Language Modeling using LMUs: 10x Better Data Efficiency or Improved Scaling Compared to Transformers
This addresses the problem of data inefficiency and scaling limitations in language modeling for AI researchers and practitioners, offering a novel architecture that could reduce training costs.
The paper tackles the high data and computational demands of transformers in language modeling by proposing a Legendre Memory Unit (LMU)-based model with linear or near-linear dependencies, achieving the same accuracy as transformers with 10x fewer tokens and improving loss comparably to transformers over LSTMs.

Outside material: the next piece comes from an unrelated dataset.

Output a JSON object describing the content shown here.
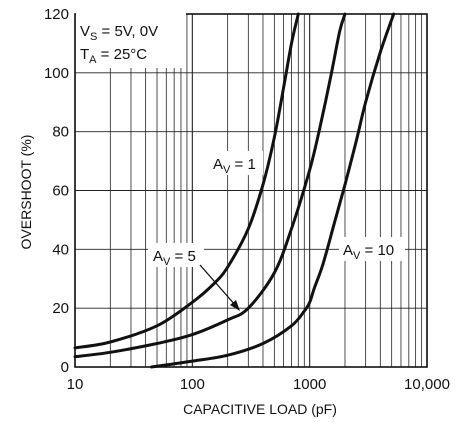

Recent studies have demonstrated that the performance of transformers on the task of language modeling obeys a power-law relationship with model size over six orders of magnitude. While transformers exhibit impressive scaling, their performance hinges on processing large amounts of data, and their computational and memory requirements grow quadratically with sequence length. Motivated by these considerations, we construct a Legendre Memory Unit based model that introduces a general prior for sequence processing and exhibits an $O(n)$ and $O(n \ln n)$ (or better) dependency for memory and computation respectively. Over three orders of magnitude, we show that our new architecture attains the same accuracy as transformers with 10x fewer tokens. We also show that for the same amount of training our model improves the loss over transformers about as much as transformers improve over LSTMs. Additionally, we demonstrate that adding global self-attention complements our architecture and the augmented model improves performance even further.